Most of the people are from Schedule Caste which constitutes 75.99% of total population in Burj Kandhari. The town does not have any Schedule Tribe population so far.

As per the report published by Census India in 2011, 168 people were engaged in work activities out of the total population of Burj Kandhari which includes 158 males and 10 females. According to census survey report 2011, 80.95% workers describe their work as main work and 19.05% workers are involved in Marginal activity providing livelihood for less than 6 months.

== Education ==
The village has a Punjabi medium, co-ed upper primary school founded in 1996. The schools provide mid-day meal as per Indian Midday Meal Scheme and the meal prepared in school premises.
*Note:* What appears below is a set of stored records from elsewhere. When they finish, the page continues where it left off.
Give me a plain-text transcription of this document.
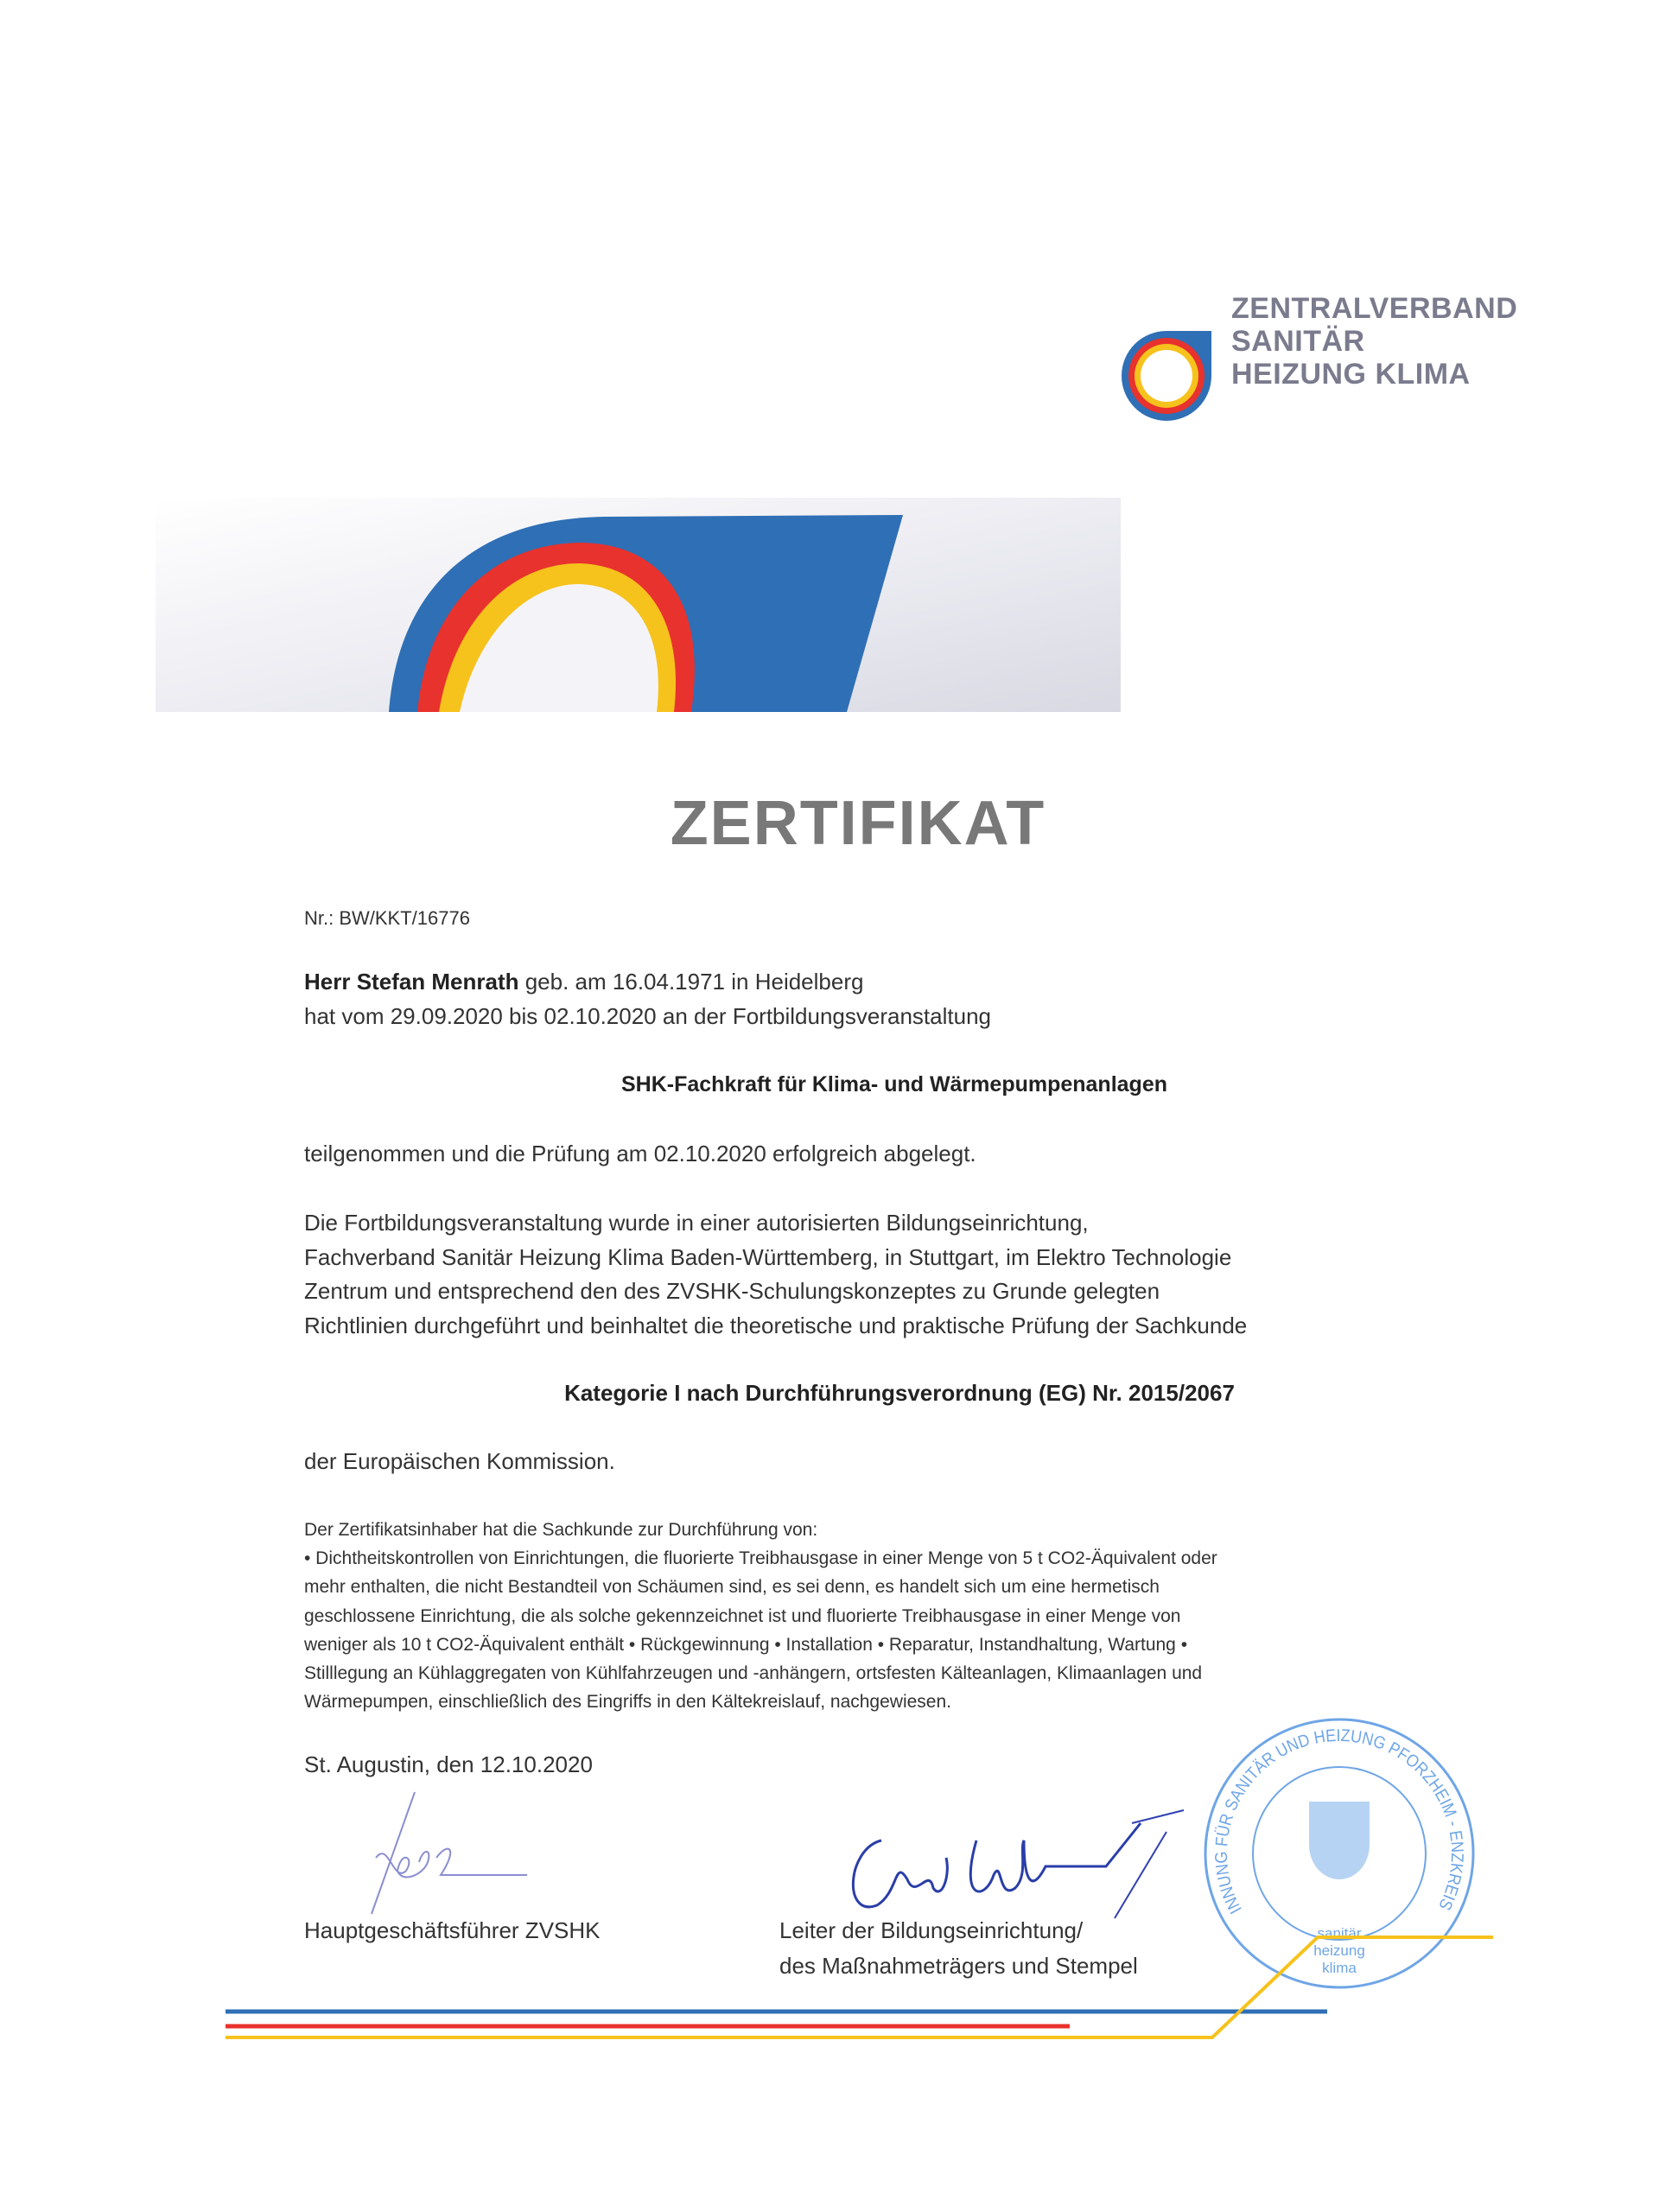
ZENTRALVERBAND
SANITÄR
HEIZUNG KLIMA
ZERTIFIKAT
Nr.: BW/KKT/16776
Herr Stefan Menrath geb. am 16.04.1971 in Heidelberg
hat vom 29.09.2020 bis 02.10.2020 an der Fortbildungsveranstaltung
SHK-Fachkraft für Klima- und Wärmepumpenanlagen
teilgenommen und die Prüfung am 02.10.2020 erfolgreich abgelegt.
Die Fortbildungsveranstaltung wurde in einer autorisierten Bildungseinrichtung,
Fachverband Sanitär Heizung Klima Baden-Württemberg, in Stuttgart, im Elektro Technologie
Zentrum und entsprechend den des ZVSHK-Schulungskonzeptes zu Grunde gelegten
Richtlinien durchgeführt und beinhaltet die theoretische und praktische Prüfung der Sachkunde
Kategorie I nach Durchführungsverordnung (EG) Nr. 2015/2067
der Europäischen Kommission.
Der Zertifikatsinhaber hat die Sachkunde zur Durchführung von:
• Dichtheitskontrollen von Einrichtungen, die fluorierte Treibhausgase in einer Menge von 5 t CO2-Äquivalent oder
mehr enthalten, die nicht Bestandteil von Schäumen sind, es sei denn, es handelt sich um eine hermetisch
geschlossene Einrichtung, die als solche gekennzeichnet ist und fluorierte Treibhausgase in einer Menge von
weniger als 10 t CO2-Äquivalent enthält • Rückgewinnung • Installation • Reparatur, Instandhaltung, Wartung •
Stilllegung an Kühlaggregaten von Kühlfahrzeugen und -anhängern, ortsfesten Kälteanlagen, Klimaanlagen und
Wärmepumpen, einschließlich des Eingriffs in den Kältekreislauf, nachgewiesen.
St. Augustin, den 12.10.2020
Hauptgeschäftsführer ZVSHK
INNUNG FÜR SANITÄR UND HEIZUNG PFORZHEIM - ENZKREIS
sanitär
heizung
klima
Leiter der Bildungseinrichtung/
des Maßnahmeträgers und Stempel
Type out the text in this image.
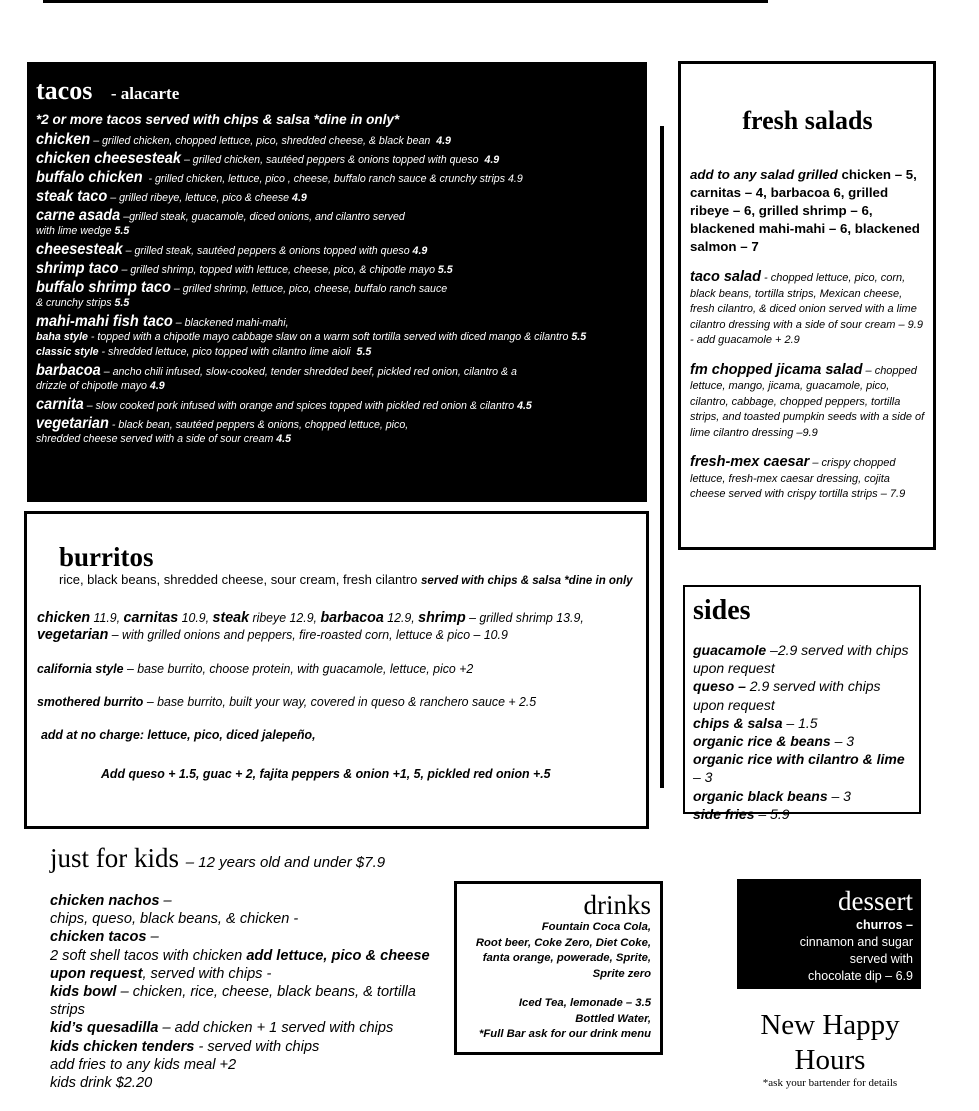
tacos - alacarte
*2 or more tacos served with chips & salsa *dine in only*
chicken – grilled chicken, chopped lettuce, pico, shredded cheese, & black bean 4.9
chicken cheesesteak – grilled chicken, sautéed peppers & onions topped with queso 4.9
buffalo chicken - grilled chicken, lettuce, pico , cheese, buffalo ranch sauce & crunchy strips 4.9
steak taco – grilled ribeye, lettuce, pico & cheese 4.9
carne asada –grilled steak, guacamole, diced onions, and cilantro served
with lime wedge 5.5
cheesesteak – grilled steak, sautéed peppers & onions topped with queso 4.9
shrimp taco – grilled shrimp, topped with lettuce, cheese, pico, & chipotle mayo 5.5
buffalo shrimp taco – grilled shrimp, lettuce, pico, cheese, buffalo ranch sauce
& crunchy strips 5.5
mahi-mahi fish taco – blackened mahi-mahi,
baha style - topped with a chipotle mayo cabbage slaw on a warm soft tortilla served with diced mango & cilantro 5.5
classic style - shredded lettuce, pico topped with cilantro lime aioli 5.5
barbacoa – ancho chili infused, slow-cooked, tender shredded beef, pickled red onion, cilantro & a
drizzle of chipotle mayo 4.9
carnita – slow cooked pork infused with orange and spices topped with pickled red onion & cilantro 4.5
vegetarian - black bean, sautéed peppers & onions, chopped lettuce, pico,
shredded cheese served with a side of sour cream 4.5
fresh salads
add to any salad grilled chicken – 5, carnitas – 4, barbacoa 6, grilled ribeye – 6, grilled shrimp – 6, blackened mahi-mahi – 6, blackened salmon – 7
taco salad - chopped lettuce, pico, corn, black beans, tortilla strips, Mexican cheese, fresh cilantro, & diced onion served with a lime cilantro dressing with a side of sour cream – 9.9 - add guacamole + 2.9
fm chopped jicama salad – chopped lettuce, mango, jicama, guacamole, pico, cilantro, cabbage, chopped peppers, tortilla strips, and toasted pumpkin seeds with a side of lime cilantro dressing –9.9
fresh-mex caesar – crispy chopped lettuce, fresh-mex caesar dressing, cojita cheese served with crispy tortilla strips – 7.9
burritos
rice, black beans, shredded cheese, sour cream, fresh cilantro served with chips & salsa *dine in only
chicken 11.9, carnitas 10.9, steak ribeye 12.9, barbacoa 12.9, shrimp – grilled shrimp 13.9,
vegetarian – with grilled onions and peppers, fire-roasted corn, lettuce & pico – 10.9
california style – base burrito, choose protein, with guacamole, lettuce, pico +2
smothered burrito – base burrito, built your way, covered in queso & ranchero sauce + 2.5
add at no charge: lettuce, pico, diced jalepeño,
Add queso + 1.5, guac + 2, fajita peppers & onion +1, 5, pickled red onion +.5
sides
guacamole –2.9 served with chips upon request
queso – 2.9 served with chips upon request
chips & salsa – 1.5
organic rice & beans – 3
organic rice with cilantro & lime – 3
organic black beans – 3
side fries – 5.9
just for kids – 12 years old and under $7.9
chicken nachos –
chips, queso, black beans, & chicken -
chicken tacos –
2 soft shell tacos with chicken add lettuce, pico & cheese upon request, served with chips -
kids bowl – chicken, rice, cheese, black beans, & tortilla strips
kid’s quesadilla – add chicken + 1 served with chips
kids chicken tenders - served with chips
add fries to any kids meal +2
kids drink $2.20
drinks
Fountain Coca Cola,
Root beer, Coke Zero, Diet Coke,
fanta orange, powerade, Sprite,
Sprite zero
Iced Tea, lemonade – 3.5
Bottled Water,
*Full Bar ask for our drink menu
dessert
churros –
cinnamon and sugar
served with
chocolate dip – 6.9
New Happy
Hours
*ask your bartender for details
As per Right of Children to Free and Compulsory Education Act the school provide free education to children between the ages of 6 and 14.

Amardeep Singh Shergill Memorial college Mukandpur and Sikh National College Banga are the nearest colleges. Lovely Professional University is 20 km away from the village.

List of schools nearby:
- Sat Modern Public School, Mangat Dingrian
- Guru Teg Bahadur Model School, Behram
- Guru Ram Dass Public School, Cheta
- Lovely Public School, Pathlawa

== Transport ==
Banga railway station is the nearest train station however, Phagwara Junction railway station is 9.8 km away from the village. Sahnewal Airport is the nearest domestic airport which located 59 km away in Ludhiana and the nearest international airport is located in Chandigarh also Sri Guru Ram Dass Jee International Airport is the second nearest airport which is 125 km away in Amritsar.